Giving away my heart.

People ask me why I always have to be in love. They say it’s dumb and that I am just digging myself a hole to fall in. I know I am, but its the only way to keep me from turning into my father. Once he lost his love, that is when he lost his humanity. So I do have to love. I do have to hold on with my heartstrings to each man that catches my eye. It may be destructive but the alternative is far worse. I am fighting fire with fire here. You tell me to slow down, I’m only 20. Chill out, there is time for marriage later. I know that. I am not looking to get married. I am looking to fill my heart so full of love that all of the hatred and the bitterness, all of the detachment and silent feuds will fade away. That all of that pain that I am holding inside will dissipate. That’s why I have Him. He has always been the one who could make that go away. Not once in our time together have I wanted to run away from him or hurt him in anyway. He has been the one who when I couldn’t find a boy in my life to keep my heart full I could turn back to. Just as he is using me I am using him. Some people say “Playing with matches a girl can get burned” well a burn on the finger is better than the forest fire that destroyed my childhood.

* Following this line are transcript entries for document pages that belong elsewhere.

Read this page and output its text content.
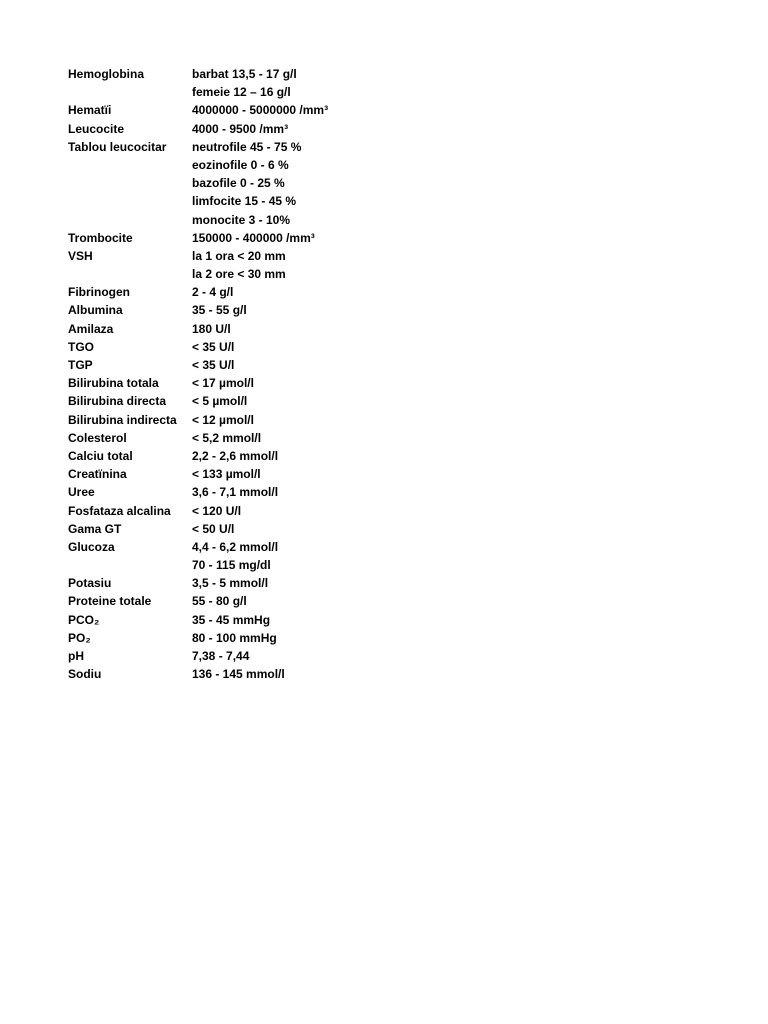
Hemoglobina	barbat 13,5 - 17 g/l
femeie 12 – 16 g/l
Hematïi	4000000 - 5000000 /mm³
Leucocite	4000 - 9500 /mm³
Tablou leucocitar	neutrofile 45 - 75 %
eozinofile 0 - 6 %
bazofile 0 - 25 %
limfocite 15 - 45 %
monocite 3 - 10%
Trombocite	150000 - 400000 /mm³
VSH	la 1 ora < 20 mm
la 2 ore < 30 mm
Fibrinogen	2 - 4 g/l
Albumina	35 - 55 g/l
Amilaza	180 U/l
TGO	< 35 U/l
TGP	< 35 U/l
Bilirubina totala	< 17 µmol/l
Bilirubina directa	< 5 µmol/l
Bilirubina indirecta	< 12 µmol/l
Colesterol	< 5,2 mmol/l
Calciu total	2,2 - 2,6 mmol/l
Creatïnina	< 133 µmol/l
Uree	3,6 - 7,1 mmol/l
Fosfataza alcalina	< 120 U/l
Gama GT	< 50 U/l
Glucoza	4,4 - 6,2 mmol/l
70 - 115 mg/dl
Potasiu	3,5 - 5 mmol/l
Proteine totale	55 - 80 g/l
PCO₂	35 - 45 mmHg
PO₂	80 - 100 mmHg
pH	7,38 - 7,44
Sodiu	136 - 145 mmol/l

I will fight for my heart. I will fight for my right to give it away. As long as it’s not in my possession I can’t destroy it. I am now beginning to understand the dilemma of the werewolf. Loathing oneself to protect the ones you love. I hope I can always find a home for my heart, because it does no one any good when it’s inside my chest. So don’t judge me for throwing these words around. Don’t criticize me for wanting him so bad. Don’t say that I am throwing myself at these men because I have no self esteem. I do have self esteem. But I also care about the people around me. That’s why I give away my heart. That’s why I throw myself in this drowning pool. That is why I can NEVER let him go.